Entitled Senior Thesis Exhibition Two, the show is the second in a series of four exhibitions that will eventually feature the work of all 31 seniors. It is installed in the Gulf+Western Gallery (main floor) and the Photo Center Gallery (8th floor) at 721 Broadway. Gallery hours are 10 a.m. to 7 p.m. weekdays, and noon to 5 p.m. Saturdays. Admission is free but photo identification is required to enter the building. For further information, call 212.992.1930 or visit www.photo.tisch.nyu.edu.

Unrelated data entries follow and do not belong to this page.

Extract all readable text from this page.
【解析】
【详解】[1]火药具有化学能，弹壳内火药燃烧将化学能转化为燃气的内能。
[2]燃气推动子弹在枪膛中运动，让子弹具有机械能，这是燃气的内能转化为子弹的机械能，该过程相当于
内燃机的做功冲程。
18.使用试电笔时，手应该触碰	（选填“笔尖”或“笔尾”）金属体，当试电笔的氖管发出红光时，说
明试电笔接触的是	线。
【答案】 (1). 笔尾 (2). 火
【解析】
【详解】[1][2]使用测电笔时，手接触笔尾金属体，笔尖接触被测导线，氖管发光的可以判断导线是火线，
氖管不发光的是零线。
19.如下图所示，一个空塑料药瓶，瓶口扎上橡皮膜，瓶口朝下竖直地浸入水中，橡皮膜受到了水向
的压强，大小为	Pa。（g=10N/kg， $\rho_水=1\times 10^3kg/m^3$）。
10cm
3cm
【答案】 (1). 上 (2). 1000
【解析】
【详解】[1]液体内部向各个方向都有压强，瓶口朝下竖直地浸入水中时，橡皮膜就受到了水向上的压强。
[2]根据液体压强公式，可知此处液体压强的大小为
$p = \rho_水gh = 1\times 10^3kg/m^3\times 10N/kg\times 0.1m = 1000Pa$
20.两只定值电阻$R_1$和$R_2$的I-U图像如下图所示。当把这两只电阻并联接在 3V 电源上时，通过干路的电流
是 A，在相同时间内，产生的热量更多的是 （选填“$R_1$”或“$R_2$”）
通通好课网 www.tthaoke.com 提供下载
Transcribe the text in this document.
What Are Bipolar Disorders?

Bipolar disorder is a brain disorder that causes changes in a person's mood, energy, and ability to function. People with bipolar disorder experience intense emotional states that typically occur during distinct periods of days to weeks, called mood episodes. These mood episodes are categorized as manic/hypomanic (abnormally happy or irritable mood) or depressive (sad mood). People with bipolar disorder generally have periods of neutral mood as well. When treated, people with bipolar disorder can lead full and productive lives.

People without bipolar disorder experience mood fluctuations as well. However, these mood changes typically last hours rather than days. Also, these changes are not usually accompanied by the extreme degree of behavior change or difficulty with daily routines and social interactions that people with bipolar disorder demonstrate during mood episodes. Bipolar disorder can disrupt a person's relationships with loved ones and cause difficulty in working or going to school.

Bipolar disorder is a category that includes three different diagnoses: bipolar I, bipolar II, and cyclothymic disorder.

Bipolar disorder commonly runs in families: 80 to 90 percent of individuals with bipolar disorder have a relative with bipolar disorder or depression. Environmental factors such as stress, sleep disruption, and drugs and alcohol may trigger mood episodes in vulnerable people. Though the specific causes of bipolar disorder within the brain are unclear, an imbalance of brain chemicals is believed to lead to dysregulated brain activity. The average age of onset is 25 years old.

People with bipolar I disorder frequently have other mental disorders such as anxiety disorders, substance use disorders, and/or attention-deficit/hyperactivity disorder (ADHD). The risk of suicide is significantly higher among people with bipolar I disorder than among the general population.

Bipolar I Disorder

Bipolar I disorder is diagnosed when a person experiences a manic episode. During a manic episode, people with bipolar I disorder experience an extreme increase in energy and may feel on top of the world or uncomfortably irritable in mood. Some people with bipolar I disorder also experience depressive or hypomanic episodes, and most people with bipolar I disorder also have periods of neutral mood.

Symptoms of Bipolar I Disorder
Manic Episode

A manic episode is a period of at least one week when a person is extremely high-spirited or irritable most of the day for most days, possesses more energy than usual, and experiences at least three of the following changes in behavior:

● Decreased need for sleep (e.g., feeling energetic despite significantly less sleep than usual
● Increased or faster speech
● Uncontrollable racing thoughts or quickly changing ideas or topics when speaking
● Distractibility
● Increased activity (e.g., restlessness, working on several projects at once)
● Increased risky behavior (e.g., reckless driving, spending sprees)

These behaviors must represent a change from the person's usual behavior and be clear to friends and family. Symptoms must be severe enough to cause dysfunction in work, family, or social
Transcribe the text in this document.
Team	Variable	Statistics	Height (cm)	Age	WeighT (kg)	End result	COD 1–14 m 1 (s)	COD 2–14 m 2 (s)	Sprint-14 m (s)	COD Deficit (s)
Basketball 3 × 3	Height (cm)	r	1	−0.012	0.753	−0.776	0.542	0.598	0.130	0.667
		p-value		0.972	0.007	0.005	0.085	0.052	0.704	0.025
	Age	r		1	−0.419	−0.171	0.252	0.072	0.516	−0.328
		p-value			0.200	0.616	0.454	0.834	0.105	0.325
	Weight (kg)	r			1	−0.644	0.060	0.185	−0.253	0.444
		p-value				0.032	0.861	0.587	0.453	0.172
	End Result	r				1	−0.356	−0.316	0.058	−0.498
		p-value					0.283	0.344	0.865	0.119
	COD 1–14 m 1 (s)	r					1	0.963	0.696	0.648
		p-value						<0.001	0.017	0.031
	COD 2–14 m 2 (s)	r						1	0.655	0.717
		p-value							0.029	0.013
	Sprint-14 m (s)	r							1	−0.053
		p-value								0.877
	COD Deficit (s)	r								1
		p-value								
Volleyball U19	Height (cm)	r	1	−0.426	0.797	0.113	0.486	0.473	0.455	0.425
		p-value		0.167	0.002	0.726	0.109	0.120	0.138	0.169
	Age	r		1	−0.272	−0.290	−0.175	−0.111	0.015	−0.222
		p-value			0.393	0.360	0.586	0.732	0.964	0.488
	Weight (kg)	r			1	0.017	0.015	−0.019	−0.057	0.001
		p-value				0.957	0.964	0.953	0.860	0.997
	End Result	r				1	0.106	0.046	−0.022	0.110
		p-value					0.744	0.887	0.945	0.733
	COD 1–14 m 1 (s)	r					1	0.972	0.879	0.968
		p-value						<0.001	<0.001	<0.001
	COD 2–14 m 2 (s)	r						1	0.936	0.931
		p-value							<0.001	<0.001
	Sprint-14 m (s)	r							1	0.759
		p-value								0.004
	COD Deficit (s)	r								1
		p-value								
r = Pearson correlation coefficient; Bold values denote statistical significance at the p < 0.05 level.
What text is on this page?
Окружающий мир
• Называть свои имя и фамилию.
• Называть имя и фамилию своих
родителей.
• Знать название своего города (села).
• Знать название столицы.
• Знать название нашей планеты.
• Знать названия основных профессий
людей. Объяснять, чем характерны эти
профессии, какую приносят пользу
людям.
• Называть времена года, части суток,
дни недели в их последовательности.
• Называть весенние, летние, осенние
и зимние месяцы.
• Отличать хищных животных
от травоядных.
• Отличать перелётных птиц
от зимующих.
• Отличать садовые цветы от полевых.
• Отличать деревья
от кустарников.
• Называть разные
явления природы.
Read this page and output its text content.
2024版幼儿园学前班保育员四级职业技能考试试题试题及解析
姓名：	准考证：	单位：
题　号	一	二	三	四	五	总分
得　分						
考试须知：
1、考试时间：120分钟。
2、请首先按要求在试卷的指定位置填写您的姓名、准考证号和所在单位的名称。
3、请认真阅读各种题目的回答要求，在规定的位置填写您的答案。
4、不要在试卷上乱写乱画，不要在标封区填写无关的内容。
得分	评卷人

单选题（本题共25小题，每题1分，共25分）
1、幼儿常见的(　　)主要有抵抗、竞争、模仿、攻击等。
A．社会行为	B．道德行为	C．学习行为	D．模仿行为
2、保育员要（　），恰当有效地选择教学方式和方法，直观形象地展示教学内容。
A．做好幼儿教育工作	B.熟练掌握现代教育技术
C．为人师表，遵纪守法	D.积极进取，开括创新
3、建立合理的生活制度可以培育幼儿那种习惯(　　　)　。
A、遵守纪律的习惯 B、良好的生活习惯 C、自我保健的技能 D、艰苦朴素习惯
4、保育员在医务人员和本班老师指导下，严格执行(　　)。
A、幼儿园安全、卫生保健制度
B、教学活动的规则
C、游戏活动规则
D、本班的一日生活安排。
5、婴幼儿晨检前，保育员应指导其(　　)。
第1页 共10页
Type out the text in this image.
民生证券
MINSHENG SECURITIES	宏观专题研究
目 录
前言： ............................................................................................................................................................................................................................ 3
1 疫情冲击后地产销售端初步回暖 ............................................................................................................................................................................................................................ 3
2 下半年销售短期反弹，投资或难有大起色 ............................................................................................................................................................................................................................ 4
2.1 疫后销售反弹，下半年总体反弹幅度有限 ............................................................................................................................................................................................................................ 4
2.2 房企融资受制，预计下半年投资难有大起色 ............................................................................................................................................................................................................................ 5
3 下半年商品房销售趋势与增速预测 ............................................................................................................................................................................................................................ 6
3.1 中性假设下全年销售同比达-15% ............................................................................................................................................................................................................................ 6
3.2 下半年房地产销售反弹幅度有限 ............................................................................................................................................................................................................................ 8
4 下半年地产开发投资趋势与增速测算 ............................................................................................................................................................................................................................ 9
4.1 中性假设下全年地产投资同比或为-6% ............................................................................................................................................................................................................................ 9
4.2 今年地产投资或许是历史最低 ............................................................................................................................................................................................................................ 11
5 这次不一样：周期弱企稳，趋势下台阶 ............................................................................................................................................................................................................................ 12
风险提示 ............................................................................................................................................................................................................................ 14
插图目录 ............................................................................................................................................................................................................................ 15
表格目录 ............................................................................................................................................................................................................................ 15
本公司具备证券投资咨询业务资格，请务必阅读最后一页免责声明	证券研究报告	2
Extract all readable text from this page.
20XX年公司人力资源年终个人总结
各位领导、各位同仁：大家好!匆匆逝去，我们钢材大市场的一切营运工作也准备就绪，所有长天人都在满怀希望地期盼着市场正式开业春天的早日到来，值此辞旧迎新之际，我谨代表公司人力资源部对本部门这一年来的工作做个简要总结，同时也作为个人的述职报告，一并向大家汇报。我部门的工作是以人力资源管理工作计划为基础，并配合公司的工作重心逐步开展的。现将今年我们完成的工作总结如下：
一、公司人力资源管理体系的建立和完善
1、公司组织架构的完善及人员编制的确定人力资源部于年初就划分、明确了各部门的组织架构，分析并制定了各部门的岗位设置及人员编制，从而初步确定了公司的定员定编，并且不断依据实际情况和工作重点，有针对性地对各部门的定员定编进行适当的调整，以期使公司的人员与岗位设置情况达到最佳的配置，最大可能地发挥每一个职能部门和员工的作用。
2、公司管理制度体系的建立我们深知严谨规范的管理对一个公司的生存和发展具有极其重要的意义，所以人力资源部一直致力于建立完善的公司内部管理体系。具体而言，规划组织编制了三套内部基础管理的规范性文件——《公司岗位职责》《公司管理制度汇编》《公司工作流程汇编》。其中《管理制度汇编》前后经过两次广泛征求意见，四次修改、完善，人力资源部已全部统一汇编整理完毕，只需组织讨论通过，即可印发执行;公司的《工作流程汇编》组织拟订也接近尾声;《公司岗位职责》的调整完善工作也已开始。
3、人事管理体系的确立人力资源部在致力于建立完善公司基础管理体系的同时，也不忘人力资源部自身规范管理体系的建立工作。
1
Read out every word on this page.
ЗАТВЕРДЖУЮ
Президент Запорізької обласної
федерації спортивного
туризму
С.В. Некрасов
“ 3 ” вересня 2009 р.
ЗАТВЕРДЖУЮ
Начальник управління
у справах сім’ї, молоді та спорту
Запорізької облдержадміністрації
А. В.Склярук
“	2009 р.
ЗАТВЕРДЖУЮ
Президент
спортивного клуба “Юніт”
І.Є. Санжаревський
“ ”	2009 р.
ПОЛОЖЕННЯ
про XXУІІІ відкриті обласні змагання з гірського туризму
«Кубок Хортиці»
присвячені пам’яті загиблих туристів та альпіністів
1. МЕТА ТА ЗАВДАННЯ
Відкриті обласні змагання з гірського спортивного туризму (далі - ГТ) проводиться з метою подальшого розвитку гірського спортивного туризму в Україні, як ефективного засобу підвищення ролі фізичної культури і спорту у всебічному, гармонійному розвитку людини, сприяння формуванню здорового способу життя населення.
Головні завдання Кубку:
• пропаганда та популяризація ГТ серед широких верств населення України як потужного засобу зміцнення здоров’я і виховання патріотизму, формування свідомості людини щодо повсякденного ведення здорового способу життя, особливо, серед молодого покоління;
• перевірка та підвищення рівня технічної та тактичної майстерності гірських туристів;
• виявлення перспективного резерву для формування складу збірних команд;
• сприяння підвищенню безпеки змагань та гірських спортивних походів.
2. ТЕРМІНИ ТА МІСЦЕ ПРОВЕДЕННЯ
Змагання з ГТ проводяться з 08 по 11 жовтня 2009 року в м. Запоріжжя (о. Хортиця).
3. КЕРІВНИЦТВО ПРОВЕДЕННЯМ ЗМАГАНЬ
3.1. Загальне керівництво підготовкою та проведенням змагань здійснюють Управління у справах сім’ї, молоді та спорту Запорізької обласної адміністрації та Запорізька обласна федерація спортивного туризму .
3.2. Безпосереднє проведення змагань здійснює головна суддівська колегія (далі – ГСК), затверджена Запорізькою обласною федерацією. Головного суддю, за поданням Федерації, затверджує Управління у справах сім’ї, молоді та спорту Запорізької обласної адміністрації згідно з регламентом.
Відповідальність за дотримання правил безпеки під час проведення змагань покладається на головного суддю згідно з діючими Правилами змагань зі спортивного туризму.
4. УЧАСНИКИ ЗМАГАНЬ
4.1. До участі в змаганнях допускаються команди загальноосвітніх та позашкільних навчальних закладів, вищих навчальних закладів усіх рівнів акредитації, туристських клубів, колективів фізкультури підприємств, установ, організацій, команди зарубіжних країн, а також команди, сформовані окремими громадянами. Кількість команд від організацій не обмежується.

The exhibition features: Eric Buth’s dynamic visual production system reminiscent of comics; Bryan Denton’s photographs documenting the humanitarian crisis in Eastern Chad where Sudanese refugees have been fleeing increasing ethnic violence in Darfur, Sudan; Lauren Fabrizio’s exploration of identity and memories formed through relationships in her series of surrealistic collages using double exposure; Alex Feld’s series of silver gelatin prints that seem to teeter between the tranquil beauty and dark unsettling nature of the world; Alex Gibbons’s computer-modeled images in a series examining the systems of aesthetics that surround roadside buildings; Ariel Goldberg’s domestic portraits of people watching television; Michael M. Koehler’s series of photographs that focus on his home town, Philadelphia; Naomi Leibowitz’s exploration of the fragmented and inevitably inaccurate nature of memory and experience; Ashley Macknica’s collection of color snapshots linked by formal components; Dan Stein’s images taken from his experiences using photography as an emotional release; and Cody Trepte’s exploration of memory through antiquated methods of storage as man’s relationship to technology grows closer together.